Team with designs on degree

二月 18, 2000

Two-year foundation degrees will be the pinnacle of a more robust and expanded vocational education structure.

The target is to create about half a million foundation degree places in something like ten years. They will supersede higher national diplomas and certificates as the highest vocationally oriented qualification. The government has no plans to scrap HNDs and HNCs. It expects them to wither on the vine.

The new degrees are designed to be qualitatively different from HNDs and HNCs. The government has stressed that the foundation degrees are not a relaunch of national diplomas.

To underline this, the degrees will not be a national qualification. Edexcel sets the curricula nationally for BTEC, HNDs and HNCs and accredits them. Foundation degrees will be designed and validated by universities working in partnership with colleges and employers.

Entry qualifications will be of the standard expected for a bachelors degree course, according to the government. In practice this may mean two A levels or the vocational equivalents. Foundation students will be charged the same for tuition as undergraduates on a bachelors course. They will have access to student loans.

Government hopes that the rigorous standards and strong vocational element will ensure their attraction to learners and employers. Though the government admits it will have to sell them. It is hoped foundation graduates will command higher salaries.

The degrees are designed to be stepping stones to an honours degree, which would take a further four terms or one-and-a-third academic years. People may be able to do their third of a year as a summer school in between the completion of their foundation and start of a their final full year.

The foundation degree will marry academic content with vocational experience. Some academics fear that the academic-vocation split will disadvantage foundation-degree graduates who go on to gain a traditional degree. They argue that the final year of a bachelors course is hard enough for undergraduates who have had two years of exclusively academic learning. Foundation degree holders may struggle with the academic content in the final year, they say.

No decisions have been made about the precise methods of delivery of the foundation degrees. The government is hoping that universities, colleges and industry will propose models. The government wants flexible ways of delivering the degrees. Employers would be expected to take part in designing and delivering the degrees.

One emerging model involves universities validating degrees for partner further education colleges, which would deliver them. The Open University is to head one such consortium and will validate degrees for 11 colleges, known in further education as mixed-economy colleges because they provide higher education.

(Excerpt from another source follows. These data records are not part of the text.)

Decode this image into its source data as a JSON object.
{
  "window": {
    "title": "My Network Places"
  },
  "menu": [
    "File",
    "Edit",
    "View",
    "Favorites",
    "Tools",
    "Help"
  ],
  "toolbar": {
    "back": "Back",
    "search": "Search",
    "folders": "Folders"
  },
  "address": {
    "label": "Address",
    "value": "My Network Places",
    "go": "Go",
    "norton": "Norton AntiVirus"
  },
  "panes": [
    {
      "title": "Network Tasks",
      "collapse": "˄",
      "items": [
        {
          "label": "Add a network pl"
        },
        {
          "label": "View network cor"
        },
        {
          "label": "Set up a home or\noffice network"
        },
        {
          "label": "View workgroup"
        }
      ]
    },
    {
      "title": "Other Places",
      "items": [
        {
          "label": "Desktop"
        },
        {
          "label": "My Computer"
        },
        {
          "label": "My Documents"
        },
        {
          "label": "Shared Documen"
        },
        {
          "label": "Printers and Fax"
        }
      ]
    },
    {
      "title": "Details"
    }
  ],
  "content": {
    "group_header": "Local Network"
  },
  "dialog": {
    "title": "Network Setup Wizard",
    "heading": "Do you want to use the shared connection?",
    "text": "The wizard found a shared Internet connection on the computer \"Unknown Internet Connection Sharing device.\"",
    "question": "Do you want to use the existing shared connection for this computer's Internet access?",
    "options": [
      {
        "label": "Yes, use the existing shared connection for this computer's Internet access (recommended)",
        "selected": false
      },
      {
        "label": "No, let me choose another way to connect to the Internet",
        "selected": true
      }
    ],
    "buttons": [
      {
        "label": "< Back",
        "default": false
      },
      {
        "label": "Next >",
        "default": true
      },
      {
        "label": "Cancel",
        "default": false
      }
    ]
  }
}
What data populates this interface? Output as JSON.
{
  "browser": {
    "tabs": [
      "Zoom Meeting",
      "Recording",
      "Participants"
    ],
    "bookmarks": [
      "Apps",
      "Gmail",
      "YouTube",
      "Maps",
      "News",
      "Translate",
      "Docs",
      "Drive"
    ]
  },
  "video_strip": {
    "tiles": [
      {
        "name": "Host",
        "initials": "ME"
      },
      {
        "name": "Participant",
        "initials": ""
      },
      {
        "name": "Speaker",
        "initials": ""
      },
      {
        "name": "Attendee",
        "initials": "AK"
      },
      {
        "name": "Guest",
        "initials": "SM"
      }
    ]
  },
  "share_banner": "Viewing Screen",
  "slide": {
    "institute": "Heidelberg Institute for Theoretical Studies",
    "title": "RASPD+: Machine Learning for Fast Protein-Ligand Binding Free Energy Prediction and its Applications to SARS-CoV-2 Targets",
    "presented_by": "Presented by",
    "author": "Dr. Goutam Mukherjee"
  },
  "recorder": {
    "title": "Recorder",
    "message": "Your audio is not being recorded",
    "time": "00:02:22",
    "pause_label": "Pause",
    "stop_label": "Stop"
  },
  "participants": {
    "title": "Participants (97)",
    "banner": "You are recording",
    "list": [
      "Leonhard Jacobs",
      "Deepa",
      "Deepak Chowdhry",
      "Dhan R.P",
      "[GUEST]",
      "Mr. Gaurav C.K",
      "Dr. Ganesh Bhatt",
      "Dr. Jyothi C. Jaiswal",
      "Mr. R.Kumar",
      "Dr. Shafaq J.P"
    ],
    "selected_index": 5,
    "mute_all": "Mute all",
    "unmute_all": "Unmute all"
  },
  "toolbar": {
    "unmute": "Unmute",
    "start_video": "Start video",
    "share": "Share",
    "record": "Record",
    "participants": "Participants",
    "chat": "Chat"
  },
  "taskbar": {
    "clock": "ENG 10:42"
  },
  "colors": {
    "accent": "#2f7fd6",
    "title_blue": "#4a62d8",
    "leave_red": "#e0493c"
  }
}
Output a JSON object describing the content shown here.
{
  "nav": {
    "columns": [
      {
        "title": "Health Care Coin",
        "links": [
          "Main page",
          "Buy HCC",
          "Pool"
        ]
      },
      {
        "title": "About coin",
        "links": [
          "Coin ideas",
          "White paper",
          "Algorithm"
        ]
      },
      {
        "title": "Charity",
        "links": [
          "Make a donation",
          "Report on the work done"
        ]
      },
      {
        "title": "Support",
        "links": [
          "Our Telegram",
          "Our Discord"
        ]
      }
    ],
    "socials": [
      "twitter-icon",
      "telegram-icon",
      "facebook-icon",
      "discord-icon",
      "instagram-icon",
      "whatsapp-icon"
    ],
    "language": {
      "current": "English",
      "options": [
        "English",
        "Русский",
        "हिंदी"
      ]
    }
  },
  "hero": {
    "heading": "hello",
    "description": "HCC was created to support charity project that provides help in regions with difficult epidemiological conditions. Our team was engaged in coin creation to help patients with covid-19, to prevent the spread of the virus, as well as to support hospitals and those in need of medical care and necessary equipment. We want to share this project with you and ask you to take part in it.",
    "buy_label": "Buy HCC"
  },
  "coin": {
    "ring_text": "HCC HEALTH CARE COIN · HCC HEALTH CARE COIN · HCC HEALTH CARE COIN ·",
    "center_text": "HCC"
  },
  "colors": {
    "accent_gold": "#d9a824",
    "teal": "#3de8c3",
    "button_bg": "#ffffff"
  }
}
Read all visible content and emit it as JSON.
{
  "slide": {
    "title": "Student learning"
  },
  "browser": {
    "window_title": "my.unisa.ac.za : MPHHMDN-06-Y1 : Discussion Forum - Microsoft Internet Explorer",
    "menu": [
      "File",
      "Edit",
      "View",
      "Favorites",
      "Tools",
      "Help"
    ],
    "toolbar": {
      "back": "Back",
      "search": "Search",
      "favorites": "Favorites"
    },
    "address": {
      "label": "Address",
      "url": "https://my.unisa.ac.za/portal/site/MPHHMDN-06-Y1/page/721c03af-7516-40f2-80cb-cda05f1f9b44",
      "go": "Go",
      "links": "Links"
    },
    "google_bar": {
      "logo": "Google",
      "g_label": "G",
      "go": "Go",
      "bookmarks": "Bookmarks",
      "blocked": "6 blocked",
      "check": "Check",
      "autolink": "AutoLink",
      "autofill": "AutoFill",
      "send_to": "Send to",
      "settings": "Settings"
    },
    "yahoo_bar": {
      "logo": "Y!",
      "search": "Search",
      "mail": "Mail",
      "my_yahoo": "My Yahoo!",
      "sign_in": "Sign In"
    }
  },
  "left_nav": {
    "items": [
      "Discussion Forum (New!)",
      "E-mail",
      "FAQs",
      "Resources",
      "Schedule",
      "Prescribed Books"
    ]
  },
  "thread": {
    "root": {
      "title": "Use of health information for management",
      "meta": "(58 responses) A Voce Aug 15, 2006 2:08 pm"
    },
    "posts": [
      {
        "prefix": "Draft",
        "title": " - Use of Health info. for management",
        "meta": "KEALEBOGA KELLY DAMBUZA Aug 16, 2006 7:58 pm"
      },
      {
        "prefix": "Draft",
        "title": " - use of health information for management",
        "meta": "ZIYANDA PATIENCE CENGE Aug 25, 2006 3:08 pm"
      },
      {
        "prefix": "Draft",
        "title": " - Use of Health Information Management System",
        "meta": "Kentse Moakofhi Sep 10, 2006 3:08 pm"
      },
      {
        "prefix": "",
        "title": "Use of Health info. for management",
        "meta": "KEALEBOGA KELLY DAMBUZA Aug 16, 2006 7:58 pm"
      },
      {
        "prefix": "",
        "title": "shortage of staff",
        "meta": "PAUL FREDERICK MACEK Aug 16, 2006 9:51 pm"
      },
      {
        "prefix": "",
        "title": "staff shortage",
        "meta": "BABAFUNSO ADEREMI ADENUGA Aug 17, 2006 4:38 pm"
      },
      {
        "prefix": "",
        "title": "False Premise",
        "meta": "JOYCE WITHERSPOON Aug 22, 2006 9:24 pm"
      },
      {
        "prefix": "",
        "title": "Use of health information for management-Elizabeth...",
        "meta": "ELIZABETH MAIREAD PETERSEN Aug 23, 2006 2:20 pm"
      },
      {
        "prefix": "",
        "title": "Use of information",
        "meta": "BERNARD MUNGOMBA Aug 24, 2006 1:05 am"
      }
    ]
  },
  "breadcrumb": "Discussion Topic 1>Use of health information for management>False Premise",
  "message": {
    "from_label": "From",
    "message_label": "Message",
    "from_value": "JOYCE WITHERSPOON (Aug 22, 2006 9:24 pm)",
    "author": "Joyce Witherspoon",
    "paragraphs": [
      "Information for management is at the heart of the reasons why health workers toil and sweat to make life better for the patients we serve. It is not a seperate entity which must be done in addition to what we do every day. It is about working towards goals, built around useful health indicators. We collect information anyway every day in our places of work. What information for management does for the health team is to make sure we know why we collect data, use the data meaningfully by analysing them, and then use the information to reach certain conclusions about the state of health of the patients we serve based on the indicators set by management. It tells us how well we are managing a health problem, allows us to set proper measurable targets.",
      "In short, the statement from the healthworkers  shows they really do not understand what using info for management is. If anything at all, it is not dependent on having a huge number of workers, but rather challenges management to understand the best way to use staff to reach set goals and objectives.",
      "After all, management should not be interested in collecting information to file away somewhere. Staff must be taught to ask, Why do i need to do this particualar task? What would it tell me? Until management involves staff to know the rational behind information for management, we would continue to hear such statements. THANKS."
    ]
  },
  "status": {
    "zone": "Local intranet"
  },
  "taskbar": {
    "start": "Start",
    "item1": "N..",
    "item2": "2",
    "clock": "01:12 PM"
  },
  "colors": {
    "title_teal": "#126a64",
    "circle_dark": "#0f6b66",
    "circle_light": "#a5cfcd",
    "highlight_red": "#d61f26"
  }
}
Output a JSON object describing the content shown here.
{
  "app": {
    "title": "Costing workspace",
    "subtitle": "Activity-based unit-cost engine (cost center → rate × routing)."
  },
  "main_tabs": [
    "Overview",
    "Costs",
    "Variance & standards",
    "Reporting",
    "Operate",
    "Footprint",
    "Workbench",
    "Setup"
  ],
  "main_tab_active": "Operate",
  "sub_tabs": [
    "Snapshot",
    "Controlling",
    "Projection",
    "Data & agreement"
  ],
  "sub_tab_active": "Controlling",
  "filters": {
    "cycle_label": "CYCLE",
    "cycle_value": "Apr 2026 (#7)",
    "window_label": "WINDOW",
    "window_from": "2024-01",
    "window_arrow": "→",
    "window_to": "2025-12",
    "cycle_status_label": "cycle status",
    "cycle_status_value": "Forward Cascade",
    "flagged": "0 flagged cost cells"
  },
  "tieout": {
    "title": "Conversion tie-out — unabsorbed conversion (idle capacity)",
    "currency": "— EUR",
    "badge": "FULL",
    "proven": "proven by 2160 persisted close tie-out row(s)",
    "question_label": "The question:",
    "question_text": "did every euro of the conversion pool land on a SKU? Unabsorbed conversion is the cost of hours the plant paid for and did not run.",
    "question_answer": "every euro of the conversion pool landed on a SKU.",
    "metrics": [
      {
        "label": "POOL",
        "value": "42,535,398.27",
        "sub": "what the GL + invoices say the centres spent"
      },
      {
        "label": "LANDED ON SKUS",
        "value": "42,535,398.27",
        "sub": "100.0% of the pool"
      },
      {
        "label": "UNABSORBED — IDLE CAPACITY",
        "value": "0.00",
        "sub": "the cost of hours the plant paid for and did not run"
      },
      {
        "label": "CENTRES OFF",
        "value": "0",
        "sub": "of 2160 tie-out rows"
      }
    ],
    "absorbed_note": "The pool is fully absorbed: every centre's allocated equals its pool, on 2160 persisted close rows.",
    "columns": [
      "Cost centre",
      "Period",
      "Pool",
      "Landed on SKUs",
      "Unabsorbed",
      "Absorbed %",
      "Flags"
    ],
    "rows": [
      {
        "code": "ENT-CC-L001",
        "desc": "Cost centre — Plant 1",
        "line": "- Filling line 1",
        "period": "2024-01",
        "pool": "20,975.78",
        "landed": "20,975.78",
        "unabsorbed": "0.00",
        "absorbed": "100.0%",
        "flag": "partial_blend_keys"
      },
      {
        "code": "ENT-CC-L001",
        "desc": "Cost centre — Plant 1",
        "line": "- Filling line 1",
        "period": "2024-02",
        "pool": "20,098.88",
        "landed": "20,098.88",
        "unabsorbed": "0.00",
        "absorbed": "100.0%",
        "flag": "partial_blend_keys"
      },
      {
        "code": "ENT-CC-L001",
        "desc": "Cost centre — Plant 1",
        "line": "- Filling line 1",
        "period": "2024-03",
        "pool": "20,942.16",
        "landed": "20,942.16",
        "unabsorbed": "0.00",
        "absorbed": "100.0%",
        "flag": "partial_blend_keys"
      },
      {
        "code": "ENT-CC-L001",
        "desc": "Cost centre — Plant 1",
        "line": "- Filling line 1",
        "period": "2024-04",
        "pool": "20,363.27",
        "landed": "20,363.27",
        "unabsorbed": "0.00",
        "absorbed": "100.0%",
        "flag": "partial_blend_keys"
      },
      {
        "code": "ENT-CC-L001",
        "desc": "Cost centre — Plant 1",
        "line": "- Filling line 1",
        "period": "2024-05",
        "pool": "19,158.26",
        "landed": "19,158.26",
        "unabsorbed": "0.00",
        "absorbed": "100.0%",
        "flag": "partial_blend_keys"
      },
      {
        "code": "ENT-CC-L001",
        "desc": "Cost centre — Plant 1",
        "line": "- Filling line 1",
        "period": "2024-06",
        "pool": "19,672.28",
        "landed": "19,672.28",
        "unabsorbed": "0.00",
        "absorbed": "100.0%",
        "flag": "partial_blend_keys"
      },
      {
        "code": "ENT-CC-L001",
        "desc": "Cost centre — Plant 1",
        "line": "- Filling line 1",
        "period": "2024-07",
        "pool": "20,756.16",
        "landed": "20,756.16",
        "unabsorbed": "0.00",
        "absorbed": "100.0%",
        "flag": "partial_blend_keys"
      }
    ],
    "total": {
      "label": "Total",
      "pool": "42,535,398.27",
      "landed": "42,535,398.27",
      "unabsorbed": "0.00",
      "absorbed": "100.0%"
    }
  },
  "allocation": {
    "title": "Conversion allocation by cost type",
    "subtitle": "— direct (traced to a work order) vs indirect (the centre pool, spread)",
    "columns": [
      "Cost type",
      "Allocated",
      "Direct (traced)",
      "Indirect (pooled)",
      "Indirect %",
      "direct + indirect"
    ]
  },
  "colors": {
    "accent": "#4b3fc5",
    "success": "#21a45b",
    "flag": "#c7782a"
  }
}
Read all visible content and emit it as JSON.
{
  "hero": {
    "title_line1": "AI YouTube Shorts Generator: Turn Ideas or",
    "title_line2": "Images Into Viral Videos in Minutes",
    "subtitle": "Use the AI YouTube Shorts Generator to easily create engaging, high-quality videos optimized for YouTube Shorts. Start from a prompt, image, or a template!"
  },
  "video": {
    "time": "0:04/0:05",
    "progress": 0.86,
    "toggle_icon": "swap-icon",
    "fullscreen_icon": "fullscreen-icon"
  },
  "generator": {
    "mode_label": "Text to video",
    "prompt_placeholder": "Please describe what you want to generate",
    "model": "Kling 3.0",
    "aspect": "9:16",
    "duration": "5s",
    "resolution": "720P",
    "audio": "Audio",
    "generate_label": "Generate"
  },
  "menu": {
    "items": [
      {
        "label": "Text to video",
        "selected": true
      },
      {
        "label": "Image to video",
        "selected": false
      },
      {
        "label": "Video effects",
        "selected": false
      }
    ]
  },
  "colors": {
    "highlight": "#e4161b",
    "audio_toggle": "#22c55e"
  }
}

Other consortia could be centred on universities on a regional and sub regional basis. There is scope for these consortia to be largely co-terminus with the 47 sub-regional learning and skills councils proposed in the learning and skills bill making its way through Parliament.

The councils, which will have significant private sector input, could work closely with the consortia to tailor foundation-degree provision to local economic needs. This promises flexibility and responsiveness far beyond the reach of HNDs and HNCs, which are tied to a national curriculum.

The money institutions will receive for providing foundation degrees is undecided. Questions are being asked as to whether "parity" with bachelor degrees will it extend to funding.

Ivor Crewe, vice-chancellor of Essex University, has been appointed chairman of a foundation-degree design group. The group will examine models proposed by universities, colleges and employers. It is unlikely that a single model will be applied across country given the government's desire for flexibility and responsiveness.